158 / 2021-10-25 14:43:55

Modelling and optimization studies in support of blasting work in the copper ore mines

Finite Element Analysis (FEA),optimization analysis,drilling and blasting

The most common method for excavating copper ore in Polish mining industry is a blasting technique, which involves drilling holes in the mining face.​ Its effectiveness is influenced by many factors, including: ​actual number of holes,​ their relative position,​ charging sequence, etc. Any optimization of this process is extremely difficult as it is almost impossible to obtain any field data other than an amount quantity of rock excavated.​ ​ A solution may be to use computer mechanics methods to simulate the interaction of the blast wave with rock volume and thus describe the process of cracking and fragmentation of the rock [1-3].



Numerical studies of the blast-induced fracture and fragmentation of the rock were carried out using Finite Element Method (FEM) and mesh-free Smooth Particle Hydrodynamics (SPH) coupled method with an explicit integration procedure. Massively parallel processing (MPP) LS-Dyna code, which uses explicit central difference time integration, was adopted. In the models previously validated Johnson-Holmquist II (JH-2) constitutive models were used to describe the dolomite behaviour. The parameters responsible for damage and fracture were iteratively obtained based on a proposed drop-weight impact laboratory stand method and numerical simulations [4]. The emulsion HE was described using the Jones-Wilkins-Lee (JWL) equation of state and the High Explosive Burn constitutive model (HEB). All required parameters of the HE used in the mining industry were defined based on the results of a so-called cylindrical test.

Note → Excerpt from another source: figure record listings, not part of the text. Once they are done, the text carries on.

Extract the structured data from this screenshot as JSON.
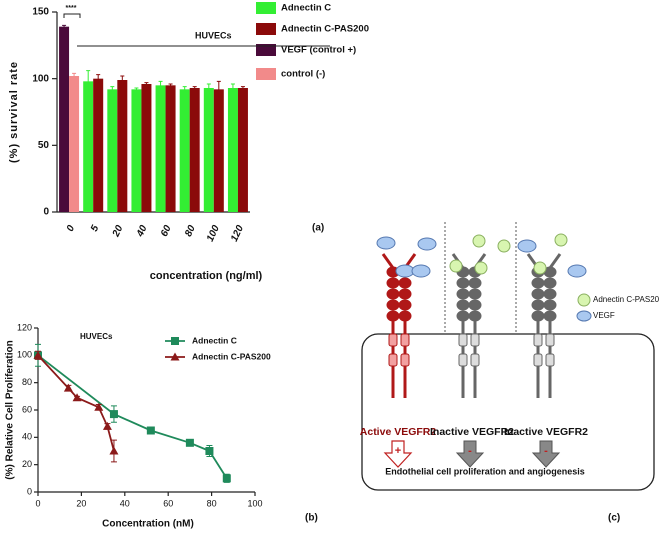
{
  "chart_data": [
    {
      "type": "bar",
      "ylabel": "(%) survival rate",
      "xlabel": "concentration (ng/ml)",
      "annotations": [
        "****",
        "HUVECs"
      ],
      "categories": [
        "0",
        "5",
        "20",
        "40",
        "60",
        "80",
        "100",
        "120"
      ],
      "series": [
        {
          "name": "Adnectin C",
          "color": "#33ee33",
          "values": [
            null,
            98,
            92,
            92,
            95,
            92,
            93,
            93
          ],
          "errors": [
            null,
            8,
            2,
            1,
            3,
            2,
            3,
            3
          ]
        },
        {
          "name": "Adnectin C-PAS200",
          "color": "#8b0a0a",
          "values": [
            null,
            100,
            99,
            96,
            95,
            93,
            92,
            93
          ],
          "errors": [
            null,
            3,
            3,
            1,
            1,
            1,
            6,
            1
          ]
        },
        {
          "name": "VEGF (control +)",
          "color": "#4a0a3a",
          "values": [
            139,
            null,
            null,
            null,
            null,
            null,
            null,
            null
          ],
          "errors": [
            1,
            null,
            null,
            null,
            null,
            null,
            null,
            null
          ]
        },
        {
          "name": "control (-)",
          "color": "#f28a8a",
          "values": [
            102,
            null,
            null,
            null,
            null,
            null,
            null,
            null
          ],
          "errors": [
            2,
            null,
            null,
            null,
            null,
            null,
            null,
            null
          ]
        }
      ],
      "ylim": [
        0,
        150
      ],
      "yticks": [
        0,
        50,
        100,
        150
      ],
      "grid": false
    },
    {
      "type": "line",
      "ylabel": "(%) Relative Cell Proliferation",
      "xlabel": "Concentration (nM)",
      "annotations": [
        "HUVECs"
      ],
      "series": [
        {
          "name": "Adnectin C",
          "color": "#1f8a5b",
          "marker": "square",
          "x": [
            0,
            35,
            52,
            70,
            79,
            87
          ],
          "values": [
            100,
            57,
            45,
            36,
            30,
            10
          ],
          "errors": [
            8,
            6,
            1,
            2,
            4,
            3
          ]
        },
        {
          "name": "Adnectin C-PAS200",
          "color": "#8b1a1a",
          "marker": "triangle",
          "x": [
            0,
            14,
            18,
            28,
            32,
            35
          ],
          "values": [
            100,
            76,
            69,
            62,
            48,
            30
          ],
          "errors": [
            3,
            2,
            1,
            2,
            2,
            8
          ]
        }
      ],
      "xlim": [
        0,
        100
      ],
      "xticks": [
        0,
        20,
        40,
        60,
        80,
        100
      ],
      "ylim": [
        0,
        120
      ],
      "yticks": [
        0,
        20,
        40,
        60,
        80,
        100,
        120
      ],
      "grid": false
    }
  ],
  "panel_labels": [
    "(a)",
    "(b)",
    "(c)"
  ],
  "diagram": {
    "legend": [
      "Adnectin C-PAS200",
      "VEGF"
    ],
    "receptors": [
      {
        "label": "Active VEGFR2",
        "sign": "+"
      },
      {
        "label": "Inactive VEGFR2",
        "sign": "-"
      },
      {
        "label": "Inactive VEGFR2",
        "sign": "-"
      }
    ],
    "caption": "Endothelial cell proliferation and angiogenesis"
  }
}
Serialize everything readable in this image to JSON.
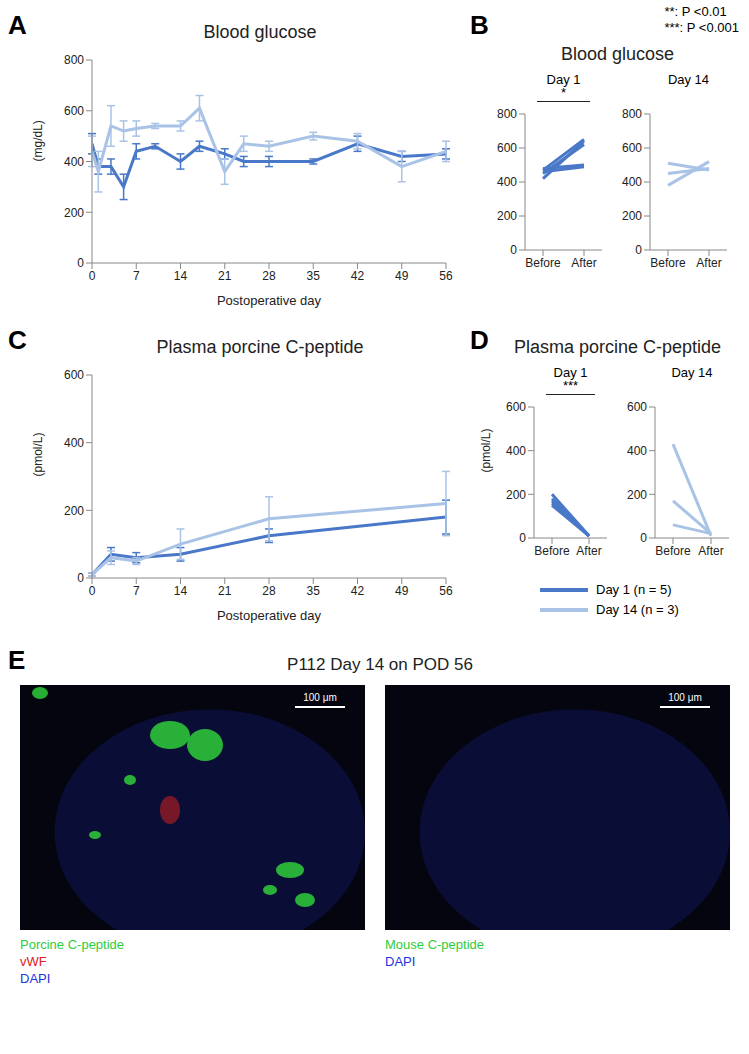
{
  "significance_key": [
    "**: P <0.01",
    "***: P <0.001"
  ],
  "chart_data": [
    {
      "panel": "A",
      "type": "line",
      "title": "Blood glucose",
      "xlabel": "Postoperative day",
      "ylabel": "(mg/dL)",
      "x": [
        0,
        1,
        3,
        5,
        7,
        10,
        14,
        17,
        21,
        24,
        28,
        35,
        42,
        49,
        56
      ],
      "xlim": [
        0,
        56
      ],
      "xticks": [
        0,
        7,
        14,
        21,
        28,
        35,
        42,
        49,
        56
      ],
      "ylim": [
        0,
        800
      ],
      "yticks": [
        0,
        200,
        400,
        600,
        800
      ],
      "grid": false,
      "series": [
        {
          "color": "#4a78c8",
          "values": [
            470,
            380,
            380,
            300,
            440,
            460,
            400,
            460,
            430,
            400,
            400,
            400,
            470,
            420,
            430
          ],
          "error": [
            40,
            30,
            30,
            50,
            30,
            10,
            30,
            20,
            20,
            20,
            20,
            10,
            30,
            20,
            20
          ]
        },
        {
          "color": "#a9c3e6",
          "values": [
            440,
            360,
            540,
            520,
            530,
            540,
            540,
            610,
            360,
            470,
            460,
            500,
            480,
            380,
            440
          ],
          "error": [
            60,
            80,
            80,
            40,
            30,
            10,
            20,
            50,
            50,
            30,
            20,
            15,
            30,
            60,
            40
          ]
        }
      ]
    },
    {
      "panel": "B",
      "type": "line",
      "title": "Blood glucose",
      "categories": [
        "Before",
        "After"
      ],
      "ylim": [
        0,
        800
      ],
      "yticks": [
        0,
        200,
        400,
        600,
        800
      ],
      "subplots": [
        {
          "subtitle": "Day 1",
          "annotation": "*",
          "color": "#4a78c8",
          "series": [
            {
              "values": [
                420,
                640
              ]
            },
            {
              "values": [
                450,
                620
              ]
            },
            {
              "values": [
                470,
                650
              ]
            },
            {
              "values": [
                480,
                500
              ]
            },
            {
              "values": [
                460,
                490
              ]
            }
          ]
        },
        {
          "subtitle": "Day 14",
          "color": "#a9c3e6",
          "series": [
            {
              "values": [
                380,
                520
              ]
            },
            {
              "values": [
                450,
                480
              ]
            },
            {
              "values": [
                510,
                470
              ]
            }
          ]
        }
      ]
    },
    {
      "panel": "C",
      "type": "line",
      "title": "Plasma porcine C-peptide",
      "xlabel": "Postoperative day",
      "ylabel": "(pmol/L)",
      "x": [
        0,
        3,
        7,
        14,
        28,
        56
      ],
      "xlim": [
        0,
        56
      ],
      "xticks": [
        0,
        7,
        14,
        21,
        28,
        35,
        42,
        49,
        56
      ],
      "ylim": [
        0,
        600
      ],
      "yticks": [
        0,
        200,
        400,
        600
      ],
      "grid": false,
      "series": [
        {
          "color": "#4a78c8",
          "values": [
            10,
            70,
            60,
            70,
            125,
            180
          ],
          "error": [
            5,
            20,
            15,
            20,
            20,
            50
          ]
        },
        {
          "color": "#a9c3e6",
          "values": [
            10,
            60,
            50,
            100,
            175,
            220
          ],
          "error": [
            5,
            20,
            10,
            45,
            65,
            95
          ]
        }
      ]
    },
    {
      "panel": "D",
      "type": "line",
      "title": "Plasma porcine C-peptide",
      "ylabel": "(pmol/L)",
      "categories": [
        "Before",
        "After"
      ],
      "ylim": [
        0,
        600
      ],
      "yticks": [
        0,
        200,
        400,
        600
      ],
      "legend": "bottom",
      "subplots": [
        {
          "subtitle": "Day 1",
          "annotation": "***",
          "name": "Day 1 (n = 5)",
          "color": "#4a78c8",
          "series": [
            {
              "values": [
                200,
                10
              ]
            },
            {
              "values": [
                180,
                10
              ]
            },
            {
              "values": [
                170,
                10
              ]
            },
            {
              "values": [
                160,
                10
              ]
            },
            {
              "values": [
                150,
                10
              ]
            }
          ]
        },
        {
          "subtitle": "Day 14",
          "name": "Day 14 (n = 3)",
          "color": "#a9c3e6",
          "series": [
            {
              "values": [
                430,
                10
              ]
            },
            {
              "values": [
                170,
                20
              ]
            },
            {
              "values": [
                60,
                20
              ]
            }
          ]
        }
      ]
    }
  ],
  "panel_E": {
    "panel": "E",
    "title": "P112 Day 14 on POD 56",
    "images": [
      {
        "scale_bar": "100 μm",
        "stains": [
          {
            "name": "Porcine C-peptide",
            "color": "#2fcc3a"
          },
          {
            "name": "vWF",
            "color": "#e02020"
          },
          {
            "name": "DAPI",
            "color": "#2233dd"
          }
        ]
      },
      {
        "scale_bar": "100 μm",
        "stains": [
          {
            "name": "Mouse C-peptide",
            "color": "#2fcc3a"
          },
          {
            "name": "DAPI",
            "color": "#2233dd"
          }
        ]
      }
    ]
  }
}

The research was aimed at optimising the effectiveness of blasting operations. The main objective was therefore to minimise the number of blast holes per mine face and the amount of detonation material (HE) used, while maintaining a defined level of rock fragmentation. The numerical analyses were divided into two stages. In the first stage parallel cut-hole blasting with different patters including large-diameter central boreholes were simulated using 2D models. The second stage was the analysis of representative model of rock volume with production holes detonated after cut-hole blasting and a free surface created. For this purpose the parametrically generated FE-SPH model with variable hole spacing and hole fill fraction was developed. Finally, the numerical simulations carried out made it possible to determine the relationships between blasting parameters and to optimise blasting procedures.



The results obtained allowed the development of an algorithm for generating optimised blasting metrics. This algorithm is accessible to the user from a web application. Once the mining face size, thickness of rock layers, basic mechanical parameters (compressive strength Rc) and type of explosive used have been specified, a full blast metric is generated with dedicated blast holes layouts and amounts of HE material.



References

[1]. Baranowski P, Mazurkiewicz Ł, Małachowski J, Pytlik M., 2020. Experimental testing and numerical simulations of blast-induced fracture of dolomite rock, Meccanica (2020) 55:2337–2352.

[2]. Baranowski P, Damaziak K, Mazurkiewicz Ł, Mertuszka P, Pytel W, Małachowski J, Pałac-Walko B, Jones T. 2019. Destress blasting of rock mass: multiscale modelling and simulation. Shock Vib. 2019:1–11

[3]. Mazurkiewicz L, Małachowski J, Baranowski P, Damaziak, K, Pytel W, Mertuszka P (2016) Numerical modelling of detonation in mining face cut-holes, in: Adv. Mech. Theor. Comput. Interdiscip. Issues—3rd Polish Congr. Mech. PCM 2015 21st Int. Conf. Comput. Methods Mech. C. 2015, CRC Press/Balkema, pp 393–396

[4]. Baranowski P, Kucewicz M, Gieleta R, Stankiewicz M,  Konarzewski M, Bogusz P, Pytlik M, Małachowski J. 2020. Fracture and fragmentation of dolomite rock using the JH-2 constitutive model: Parameter determination, experiments  and simulations. Int J Impact Eng.